Experimental French Fair Cutlog to Take Over LES School During Frieze New York
Experimental French Fair Cutlog to Take Over LES School During Frieze New York
NEW YORK — The Lower East Side is getting its first art fair. This spring, the downtown neighborhood will host the first stateside edition of Cutlog, a French fair specializing in emerging art. The event, which runs from May 10 to 13, coincides with the second annual Frieze New York, making it the sixth satellite fair — alongside Pulse, NADA, Seven, and others — to cluster around the British import.
“Frieze has become a very important moment in the New York calendar,” said architect Guy Reziciner, who is joining Cutlog founder Bruno Hadjadj as co-director of the New York fair. “We wanted to create a place where people visiting the Lower East Side during that time could go to see emerging art from around the world.”
The setting is a far cry from Frieze New York’s airy, sterile-white tent on Randall’s Island. Cutlog is setting up shop at the Clemente Soto Vélez Center, a converted 19th-century school on Suffolk Street. With its stained glass windows, windy stairwells, linoleum floors, and black box theaters, it’s a quirky, unglamorous space that now functions as a flexible cultural center. (While this reporter was getting a tour, the building was overrun with young people in ‘80s costumes; it was being used as a set for the CW’s new “Sex and the City” prequel “The Carrie Diaries.”)
Reziciner is no stranger to retrofitting old schools into high-end arty establishments. Last year, he designed the new M. Wells restaurant at MoMA PS1. “We care a lot about making the artwork the center of every room,” he said. “There will be partitions and booths, but they won’t be typical.”
Like its sister fair in Paris, which began four years ago as a satellite of FIAC, Cutlog New York plans to host approximately 40 galleries that specialize in art in the $1,000 to $50,000 range. Dealers pay for space by square foot, so a gallery may conceivably reserve 1,000-square-foot studio all to itself. The extra space — and there is a lot of it — will be taken up by independent curatorial projects and a hefty performance and video program. (A Lower East Side gallery that may not want to pay for a full space, for example, might stage a performance in one of the school’s studios.)

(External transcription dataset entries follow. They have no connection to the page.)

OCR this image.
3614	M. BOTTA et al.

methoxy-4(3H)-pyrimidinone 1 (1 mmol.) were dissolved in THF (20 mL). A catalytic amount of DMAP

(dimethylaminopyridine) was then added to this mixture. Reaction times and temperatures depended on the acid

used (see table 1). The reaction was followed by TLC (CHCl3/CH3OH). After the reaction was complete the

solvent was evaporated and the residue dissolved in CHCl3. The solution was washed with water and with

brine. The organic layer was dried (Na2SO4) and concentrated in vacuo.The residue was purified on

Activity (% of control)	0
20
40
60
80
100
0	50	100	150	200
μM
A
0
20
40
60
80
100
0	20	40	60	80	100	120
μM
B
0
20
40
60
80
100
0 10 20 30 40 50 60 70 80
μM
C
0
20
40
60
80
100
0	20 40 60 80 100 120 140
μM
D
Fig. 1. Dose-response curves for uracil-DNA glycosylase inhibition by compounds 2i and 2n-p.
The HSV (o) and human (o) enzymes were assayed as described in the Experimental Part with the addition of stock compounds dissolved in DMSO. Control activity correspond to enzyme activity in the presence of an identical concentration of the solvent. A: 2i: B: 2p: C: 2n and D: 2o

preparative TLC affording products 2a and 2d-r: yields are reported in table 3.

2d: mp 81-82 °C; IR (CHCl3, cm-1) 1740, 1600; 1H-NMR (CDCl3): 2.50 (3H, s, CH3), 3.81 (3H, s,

This emphasis on multidisciplinary work reflects “the spirit of the neighborhood,” says Reziciner. Performances may spill out into the building’s 13,000-square-foot parking lot, where videos will also be screened onto a massive, street-facing brick wall. The German TV station ARTE, a sponsor, will give a cash prize for the best video featured as part of the program. A handful of local vendors will provide the food.
Cutlog is accepting applications through February 28, and has sent scouts to areas as far-flung as Russia, Taiwan, Turkey, and Brazil to invite promising talent. “Our goal is not to be the fair of the Lower East Side galleries, but to be a fair in the Lower East Side,” Reziciner said.
Still, isn’t it risky to launch a fair in a region as art-saturated as New York City? We'll find out for sure in May. But Reziciner thinks the abundance of local art commerce can only help his cause. “There are more than 100 galleries here, and a lot of artists and young collectors live here,” he said. “I think the Lower East Side is new art center of New York.”